Behauptet der Gendarm Jean-Louis Picaud, den es im Jahre 1812 in die Ortschaft Simmern im Hunsrück {noch bis 1814 sollte es zu Frankreich gehören} verschlägt. Und er muss es wissen, denn als ehemaliger ›tirailleur‹ hat er ganze vierzehn Jahre in der napoleonischen Armee gedient. Jetzt allerdings müssen die Schlachtfelder auf den einstmals so mutigen Recken verzichten. Eine Verletzung zwang ihn zum Rollenwechsel – als Invalide versieht er nun seinen Dienst als ein dem Code Napoleon verpflichteter Gendarm. In seinem ersten Fall sieht sich Picaud mit stinkenden Nachtkrumpen, Elfen und allerlei Teufelswerk konfrontiert. Im nahen Soonwald verschwinden immerzu Menschen – und zwar spurlos. Eine Erklärung ist schnell gefunden. Treibt dort nicht ein untoter Graf aus dem Mittelalter sein Unwesen?

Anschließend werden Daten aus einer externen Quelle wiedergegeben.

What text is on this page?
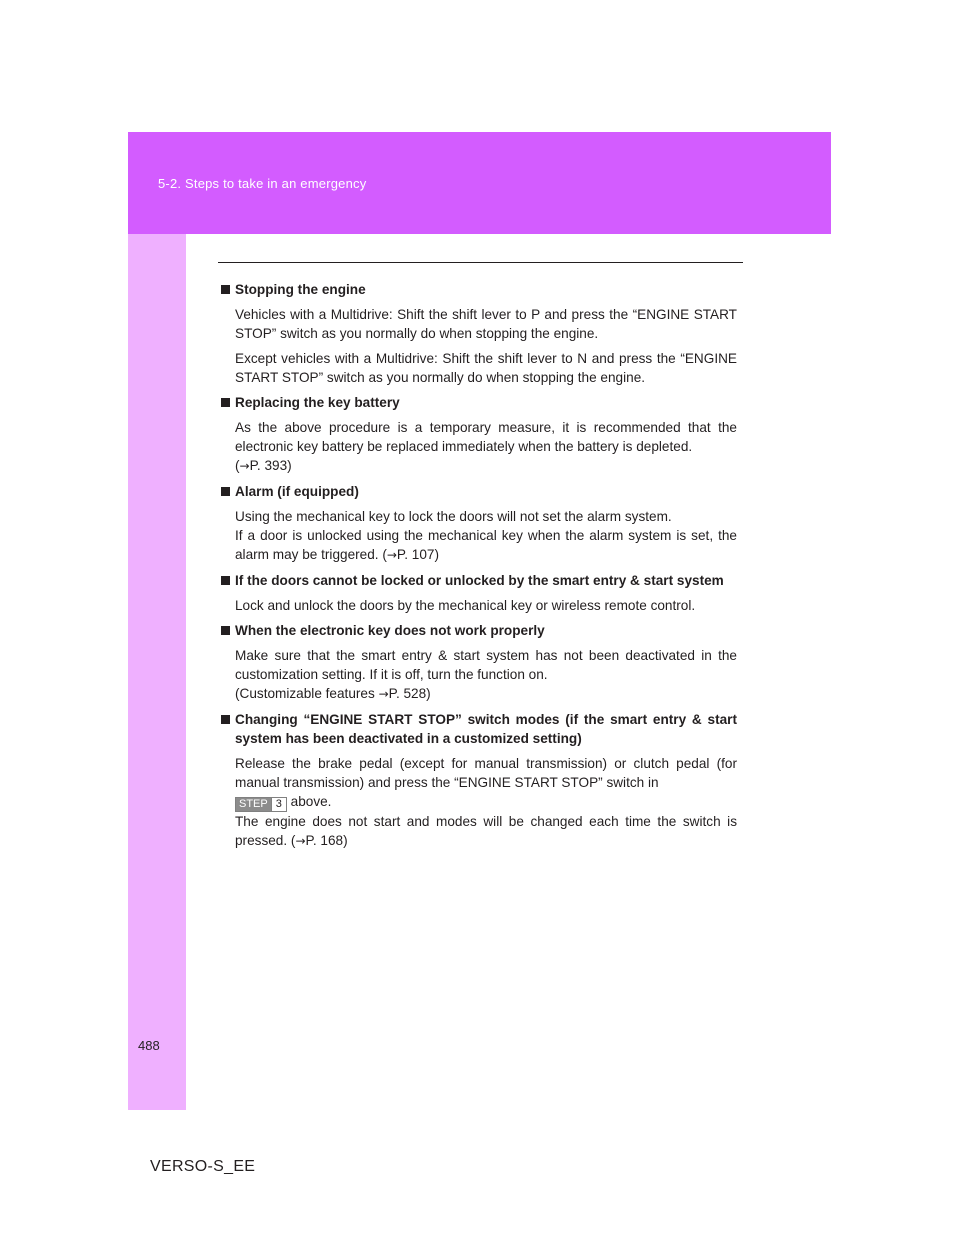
5-2. Steps to take in an emergency

Stopping the engine

Vehicles with a Multidrive: Shift the shift lever to P and press the “ENGINE START STOP” switch as you normally do when stopping the engine.

Except vehicles with a Multidrive: Shift the shift lever to N and press the “ENGINE START STOP” switch as you normally do when stopping the engine.

Replacing the key battery

As the above procedure is a temporary measure, it is recommended that the electronic key battery be replaced immediately when the battery is depleted.
(→P. 393)

Alarm (if equipped)

Using the mechanical key to lock the doors will not set the alarm system.
If a door is unlocked using the mechanical key when the alarm system is set, the alarm may be triggered. (→P. 107)

If the doors cannot be locked or unlocked by the smart entry & start system

Lock and unlock the doors by the mechanical key or wireless remote control.

When the electronic key does not work properly

Make sure that the smart entry & start system has not been deactivated in the customization setting. If it is off, turn the function on.
(Customizable features →P. 528)

Changing “ENGINE START STOP” switch modes (if the smart entry & start system has been deactivated in a customized setting)

Release the brake pedal (except for manual transmission) or clutch pedal (for manual transmission) and press the “ENGINE START STOP” switch in
STEP 3 above.
The engine does not start and modes will be changed each time the switch is pressed. (→P. 168)

488
VERSO-S_EE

Tatsächlich ist Lucinde, die schöne Braut des Handwerkers Ferdinand, just in der Hochzeitsnacht von eben diesen übelriechenden Kreaturen entführt worden. Ferdinand ist verzweifelt. Er glaubt nicht an Lucindes Tod und will sie wiederhaben. So nimmt sich Picaud der Sache an. Für ihn haben Zauberei und Magie in der realen Welt keinen Platz, gehören Untote und derlei Unwesen ins Reich der Phantasie. »Denken Sie Vernunft«, ermahnt Picaud jeden der es hören mag oder auch nicht {seine fehlerhafte Grammatik ist einfach zu charmant}. Die Suche nach Lucinde führt Picaud, Ferdinand und die mysteriöse Zigeuner-Marie schließlich bis nach Heidelberg. In der Stadt der ›Heidelberger Romantik‹ muss Picaud erkennen, dass alchemistischer Zauber gepaart mit Größenwahn eine gefährliche Kombination darstellt, der mit Vernunft nur schwer beizukommen ist.

Columbo im Hunsrück

Als stolzer Franzose liebt Picaud seinen ruhmreichen Kaiser, die Frauen und natürlich die Vernunft. Letztere lässt ihn dem verzweifelten Ferdinand helfen, denn eine Frau ausgerechnet in der Hochzeitsnacht zu verlieren ruft die romantische Seite des Franzosen auf den Plan. Picaud erweist sich als feinfühliger und einfühlsamer Mensch, der zwar viel auf die Vernunft gibt {gemäß französischen Rechts legt Picaud großen Wert auf peinlose Zeugenbefragung}, dessen letztlich weiches Herz in entscheidenden Momenten aber trotzdem häufig die Oberhand gewinnt.
Es ist die Schauerromantik mit all ihren morbiden und melancholischen Elementen und scheinbar geistig entrückte Dichter, in Geheimbünden organisiert, die im Magischen der Alchemie nach dem besonderen ›Kick‹ für ihr literarisches Schaffen suchen, die für »Der Dichter des Teufels« Pate gestanden haben. Mit Picauds erstem Fall präsentiert Schurkus einen ebenso spannenden wie unterhaltsamen historischen Kriminalroman. Als schaurige Kulisse fungiert der Hunsrück, der schon so manchem Teufel Unterschlupf bot. Hunsrück, Simmern und Soonwald – all diese Gebiete hat Schurkus bereist und sich von der schaurig-schönen Gegend inspirieren lassen {hier im Histo Journal nachzulesen}.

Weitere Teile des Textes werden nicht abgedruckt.